Sampling Unsmoothed DC

[spindrah]

You don't have to wait at all and there is no need for an opamp. What you are suggesting is just complete overkill.

Mike.

you should call microchip up and tell them to fix they dayda sheetz dood.

I suppose if they don't want an accurate measure then sure disregard the data sheet, while you're at it, don't worry about all those other pesky values, I'm sure its ok to put over 5.5volts into a pit CuzZ id dids it once time.

 

[Pommie]

Sorry, my mistake, I'm kinda new to pics.

Mike.

 

[Oznog]

Keep in mind that the capacitor we are trying to charge is only 25pF. A 1uF external cap will charge it almost instantly and it's voltage will not be effected (that you can measure).

Mike.

Yes, a 1uF paralleled with a 25pF cap would only drop to 1/40000 of its voltage, which is much less than a code in the ADC (1/1024). However, the cap is also needed to smooth the AC, not just reduce filter output impedance to pulses. And, at that, the filter should have a 2.4Hz cutoff with a 1uF. Which sounds basically OK. The lowpass filter is a first-order type and the cutoff is very gradual. If the ripple was at 120Hz and the filter had a 60Hz cutoff, and the ripple was of high amplitude, that might not be enough. But the ripple amplitude is moderated by the battery to begin with, and 2.4Hz is far from 120Hz, so the ripple amplitude should be way below detectable levels with a 1uF cap and a 200K/100K resistor divider. The leakage current issue remains a factor.

 

[Suraj143]

I read all of your replies & gained lots of ideas.

What I learned was

Input impedance mean, impedance seen by anything connected to the input of a circuit or device.Its the effect of all the resistance, capacitance and inductance connected to the input inside the circuit or device.
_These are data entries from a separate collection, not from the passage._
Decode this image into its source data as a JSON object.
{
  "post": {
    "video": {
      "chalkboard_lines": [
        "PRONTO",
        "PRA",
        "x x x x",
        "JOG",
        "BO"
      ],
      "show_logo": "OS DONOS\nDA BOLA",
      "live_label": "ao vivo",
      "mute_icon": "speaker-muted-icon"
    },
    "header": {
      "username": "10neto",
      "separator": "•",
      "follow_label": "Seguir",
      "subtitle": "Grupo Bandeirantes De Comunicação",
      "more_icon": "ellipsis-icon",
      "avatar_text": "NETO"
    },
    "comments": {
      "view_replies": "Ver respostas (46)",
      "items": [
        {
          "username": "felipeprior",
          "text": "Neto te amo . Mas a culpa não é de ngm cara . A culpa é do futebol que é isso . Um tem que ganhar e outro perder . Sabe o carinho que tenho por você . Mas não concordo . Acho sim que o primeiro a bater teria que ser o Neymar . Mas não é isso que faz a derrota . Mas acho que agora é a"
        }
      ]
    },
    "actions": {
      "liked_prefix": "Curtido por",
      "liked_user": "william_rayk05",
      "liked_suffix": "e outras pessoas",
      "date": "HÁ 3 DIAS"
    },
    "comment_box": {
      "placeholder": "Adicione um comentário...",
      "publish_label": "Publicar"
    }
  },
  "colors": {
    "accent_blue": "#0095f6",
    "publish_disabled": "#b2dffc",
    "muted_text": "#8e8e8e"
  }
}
But my circuit will provide unsmoothd DC & there is no any AC.So we have to concentrate only the resistors & ignore the capacitor.

In this case I see there is 66.7K impedance seen by the PIC input.I wonder how this capacitor makes the impedance below 10K ???

 

[Pommie]

Suraj,

The capacitor acts as a reservoir to supply the current required to charge the sample and hold capacitor and so the input impedance is no longer a problem.

Mike.

 

[Suraj143]

Thanks Mike

By the way is it ok if I add 220K & 100K resisters with a 1uF.Because 200K is no longer available.

 

[Pommie]

Yes you can but you need to adjust your calculations accordingly however, as I said earlier, I would use something like 100K and 47K and a low leakage capacitor. Even with these reduced values the drain on the battery is minuscule.

Mike.

 

[Suraj143]

Ok thanks mike I'll use that values.100K & 47K & use a 1uF cap.

 

[Oznog]

But my circuit will provide unsmoothd DC & there is no any AC.So we have to concentrate only the resistors & ignore the capacitor.

No, because only the leakage on the pin is DC. When you engage the Sample period of the ADC, it connects an internal 25pF capacitor to the pin, thus drawing a current pulse and effectively puts the internal ADC cap in parallel with the filter's output cap. That's a short pulse of current needed, it's a type of AC.

 

[Suraj143]

To people all helped me in this thread please listen to me.

Until now I did AD measuring projects using temp sensors like LM35 & measured V/R & display the ADC levels on LEDs'.For that we never scared to impedance stories.

From this thread I really frustrated after hearing the word call impedance.Data sheet says you do anything but keep the ADC pin below 10K level.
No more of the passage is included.